Who Made My Clothes?

The truth about your clothing and 6 ways to shop ethically.

By Sarah Whitton

Hidden within the fashion industry lies dark secrets and unspoken pain. At first glance, a cheap shirt, dress or pants from a chain store may appear to be totally harmless. However, when we understand how and who made these clothing pieces, and under what conditions the truth, is appalling.

Bangladesh is one of the world’s poorest countries. The country relies on garment making for over 80 percent of its exports and around 4 million jobs. Yet working conditions in Bangladesh’s garment factories are extremely dangerous.

The Rana Plaza factory disaster 2013 left more than 1,130 garment workers dead, and 2,500 people rescued from the building alive but most suffered terrible injuries. Many people are forced to work 14 – 16 hours a day, seven days a week. The workers receive an average of 3,000 taka a month (approximately $50), far below the considered living wage of 5,000 taka a month (approximately $80), which is the minimum required to provide a family with shelter, food and education.

The Rana Plaza collapse, 2013. Image via Takepart.

Workers are also in unsafe, cramped and hazardous conditions, which often leads to injuries and factory fires. Other horrors in the garment factories include sexual harassment and discrimination (especially against women), violence, forced labour and even child labour. These seemingly unimaginable circumstances are in fact the harsh reality of how many of our clothes are made.

Workers protesting for better garment factory rights, image International Business Times.

By purchasing products from garment sweatshops, you will be supporting these atrocious companies that continue to inflict suffering on the lives of innocent people. Purchasing products in an ethical way is to stand against supporting the pain and suffering of anyone who has worked or even died in a garment factory.

If more people were aware of who made their clothes we could make a bigger impact on the lives of people living in poverty. It’s simpler than it seems to be a more ethical shopper, and here are just 6 ways to stay stylish without hurting others in the process:

Buying from ethical brands is not hard, and there are many new and upcoming brands that produce amazing clothing. Paying a little bit more money for ethically sourced clothing helps someone else live a safer life and helps to alter the poverty cycle. In my opinion, someone else’s livelihood is definitely worth a few extra dollars. An easy way to find great ethical brands near you or online is to check out Ethical Clothing Australia’s list of Ethically Accredited Companies.
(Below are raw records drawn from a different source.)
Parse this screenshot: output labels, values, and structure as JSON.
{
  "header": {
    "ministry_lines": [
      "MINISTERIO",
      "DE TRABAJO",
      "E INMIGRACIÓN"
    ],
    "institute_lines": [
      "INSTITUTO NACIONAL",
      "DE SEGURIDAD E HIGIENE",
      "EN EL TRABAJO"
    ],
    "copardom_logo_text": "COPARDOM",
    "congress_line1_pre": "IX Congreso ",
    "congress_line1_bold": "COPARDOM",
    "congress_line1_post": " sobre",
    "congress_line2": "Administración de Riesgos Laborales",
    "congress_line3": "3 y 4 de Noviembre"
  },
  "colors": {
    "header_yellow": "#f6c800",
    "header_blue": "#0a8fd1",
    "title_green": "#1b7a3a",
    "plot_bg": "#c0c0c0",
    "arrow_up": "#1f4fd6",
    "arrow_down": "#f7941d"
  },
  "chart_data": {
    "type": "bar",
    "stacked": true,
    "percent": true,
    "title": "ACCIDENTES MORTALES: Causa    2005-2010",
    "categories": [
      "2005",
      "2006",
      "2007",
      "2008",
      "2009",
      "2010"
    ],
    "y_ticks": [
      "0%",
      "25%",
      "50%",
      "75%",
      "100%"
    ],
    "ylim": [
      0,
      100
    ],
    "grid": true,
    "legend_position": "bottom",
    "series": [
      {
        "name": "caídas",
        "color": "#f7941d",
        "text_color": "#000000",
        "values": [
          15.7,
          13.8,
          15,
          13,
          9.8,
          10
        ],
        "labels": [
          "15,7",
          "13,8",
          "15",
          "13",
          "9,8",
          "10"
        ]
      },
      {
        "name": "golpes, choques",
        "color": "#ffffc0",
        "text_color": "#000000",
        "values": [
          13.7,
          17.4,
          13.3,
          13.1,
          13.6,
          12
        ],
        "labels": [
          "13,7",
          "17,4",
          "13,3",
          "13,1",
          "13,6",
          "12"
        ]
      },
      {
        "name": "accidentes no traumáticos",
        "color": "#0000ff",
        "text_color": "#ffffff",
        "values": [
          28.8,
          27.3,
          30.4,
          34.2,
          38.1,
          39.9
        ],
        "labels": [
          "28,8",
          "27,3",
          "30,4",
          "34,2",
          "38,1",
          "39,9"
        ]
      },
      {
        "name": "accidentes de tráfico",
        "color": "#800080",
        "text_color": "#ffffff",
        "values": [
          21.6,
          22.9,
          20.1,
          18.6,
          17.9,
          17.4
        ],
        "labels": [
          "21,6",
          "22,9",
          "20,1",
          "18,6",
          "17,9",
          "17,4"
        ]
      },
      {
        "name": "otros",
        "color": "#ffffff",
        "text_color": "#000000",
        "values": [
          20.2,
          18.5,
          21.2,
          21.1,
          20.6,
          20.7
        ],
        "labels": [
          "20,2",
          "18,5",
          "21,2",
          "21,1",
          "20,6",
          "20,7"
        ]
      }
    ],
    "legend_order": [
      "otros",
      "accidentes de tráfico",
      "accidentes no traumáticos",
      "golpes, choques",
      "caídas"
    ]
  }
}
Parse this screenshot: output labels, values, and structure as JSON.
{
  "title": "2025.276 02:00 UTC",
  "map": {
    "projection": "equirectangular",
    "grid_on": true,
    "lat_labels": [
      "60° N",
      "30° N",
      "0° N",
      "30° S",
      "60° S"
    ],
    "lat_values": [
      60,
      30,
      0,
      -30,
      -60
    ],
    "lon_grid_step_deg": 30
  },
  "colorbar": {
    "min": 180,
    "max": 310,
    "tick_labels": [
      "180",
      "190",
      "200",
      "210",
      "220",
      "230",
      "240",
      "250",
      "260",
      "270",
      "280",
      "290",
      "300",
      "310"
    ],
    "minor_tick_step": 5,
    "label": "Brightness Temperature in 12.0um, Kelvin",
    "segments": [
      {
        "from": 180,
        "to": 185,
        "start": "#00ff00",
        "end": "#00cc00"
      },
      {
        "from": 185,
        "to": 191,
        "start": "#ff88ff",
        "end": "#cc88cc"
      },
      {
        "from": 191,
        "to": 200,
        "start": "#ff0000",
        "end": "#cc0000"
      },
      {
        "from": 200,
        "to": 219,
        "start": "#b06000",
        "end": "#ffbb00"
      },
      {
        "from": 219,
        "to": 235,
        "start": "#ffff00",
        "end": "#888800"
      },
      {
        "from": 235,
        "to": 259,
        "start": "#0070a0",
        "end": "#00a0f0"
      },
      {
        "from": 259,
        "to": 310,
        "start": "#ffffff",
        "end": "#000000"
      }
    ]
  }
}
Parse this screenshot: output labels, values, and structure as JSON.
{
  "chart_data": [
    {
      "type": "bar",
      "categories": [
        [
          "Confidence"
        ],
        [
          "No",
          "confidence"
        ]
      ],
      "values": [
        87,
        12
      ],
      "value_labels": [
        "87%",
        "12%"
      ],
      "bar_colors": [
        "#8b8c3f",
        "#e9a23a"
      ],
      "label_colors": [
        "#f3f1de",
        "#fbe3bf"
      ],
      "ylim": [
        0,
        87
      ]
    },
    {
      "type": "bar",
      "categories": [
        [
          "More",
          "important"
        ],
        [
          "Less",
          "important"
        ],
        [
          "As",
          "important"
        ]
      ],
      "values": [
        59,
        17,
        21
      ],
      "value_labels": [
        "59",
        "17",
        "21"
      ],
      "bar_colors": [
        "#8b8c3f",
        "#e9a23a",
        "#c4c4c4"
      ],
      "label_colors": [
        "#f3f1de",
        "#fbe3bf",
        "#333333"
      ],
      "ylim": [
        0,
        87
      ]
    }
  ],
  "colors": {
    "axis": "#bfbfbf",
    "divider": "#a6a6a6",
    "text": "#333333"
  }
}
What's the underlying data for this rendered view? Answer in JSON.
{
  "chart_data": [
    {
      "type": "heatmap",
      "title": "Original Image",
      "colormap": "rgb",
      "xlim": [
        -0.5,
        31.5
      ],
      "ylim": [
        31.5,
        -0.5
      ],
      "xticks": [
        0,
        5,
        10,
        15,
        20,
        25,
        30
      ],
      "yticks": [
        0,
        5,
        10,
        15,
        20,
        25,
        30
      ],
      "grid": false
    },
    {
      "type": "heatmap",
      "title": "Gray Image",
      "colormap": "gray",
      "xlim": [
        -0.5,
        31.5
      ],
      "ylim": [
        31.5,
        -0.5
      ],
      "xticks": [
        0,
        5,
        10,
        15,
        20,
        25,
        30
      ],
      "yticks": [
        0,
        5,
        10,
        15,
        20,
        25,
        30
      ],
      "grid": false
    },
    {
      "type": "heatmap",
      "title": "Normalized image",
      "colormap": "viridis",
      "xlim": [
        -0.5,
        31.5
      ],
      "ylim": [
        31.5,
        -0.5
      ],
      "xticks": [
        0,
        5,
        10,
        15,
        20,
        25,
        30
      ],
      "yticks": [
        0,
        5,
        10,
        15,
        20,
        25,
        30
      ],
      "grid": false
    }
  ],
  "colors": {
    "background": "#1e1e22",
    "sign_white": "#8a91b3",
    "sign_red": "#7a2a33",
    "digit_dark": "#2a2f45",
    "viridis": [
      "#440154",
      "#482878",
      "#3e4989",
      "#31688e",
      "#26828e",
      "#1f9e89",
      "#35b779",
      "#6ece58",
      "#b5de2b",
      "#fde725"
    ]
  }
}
Check out Australian ethical brand Vege Threads!

You are guaranteed to find something different in every op-shop, every time. Thrifting/op-shopping is an amazing way to find one-of-a-kind vintage pieces that you couldn’t get anywhere else. The money raised by the stores usually go to charities or a good cause too which is an extra bonus. Some great stores in Perth are Good Sammy’s, St. Vinnies, Save The Children, Salvation Army and the list goes on.

The wonders of op shopping! Image via Her Campus.

Seeing as vintage items have become more and more loved lately, there have been many new stores popping up that are worth a look. For people in Perth, I recommend looking at the Vintage Shops Australia site.  A few quick favourites of mine include; “Bluebird Vintage”, “Miss Brown Vintage & Re- Modified Vintage Fashion” and “Milk and Honey Vintage.”

Bluebird Vintage is just one of the many vintage gems of Perth. Image via The Culture Trip.

Online stores and Apps are great ways to find a more diverse range of products and even designer brands for cheaper prices. From buying second-hand products, you will not be supporting unethical brands and will be using your money for a vote against unsustainable, unfair practises. Some apps and websites that I use are Depop (App/Website), Swap Group (Facebook), ASOS Vintage Edit/Eco Edit/Market Place and Vinted.

Depop is an excellent app for vintage finds.

Events that embrace second-hand products are 1. so much fun and 2. way more ethical. Car boot sales, swap meets, vintage stalls, farmers markets and general markets all usually have great vintage and second-hand finds. The key to finding great ethical pieces is to know what is on in your area and research what they have to offer.

There are heaps of vintage events happening throughout the year. Image via Huffington Post.

Sewing is a hobby that is becoming popular once again, and there are countless online courses that teach you how. But if sewing isn’t for you, here are other ways that you can revamp your clothes, such as embroidery e.g. words/outlines, dying/bleaching, rips/cut-outs, adding buttons/patches/broaches etc. Looking at DIYs on YouTube and Pinterest is also great, and my favourite YouTube DIY channels is called Coolirpa.

Sewing is so much fun and a great creative outlet. Image via A Beautiful Mess.

There are so many more ways to shop ethically, and it has never been easier than now. There are many online guides to help you with ethical shopping and start making positive changes. It is so important to support ethical brands and shop ethically to try and stop the horrors that garment factory workers have to face every single day.

Any contribution, no matter how big or small, is one step closer to freeing people who are stuck in the poverty cycle, and ensuring they have a better future for not only themselves but their families.

Please take a stand against fast fashion, and join with millions of others who ask this important question; who made my clothes?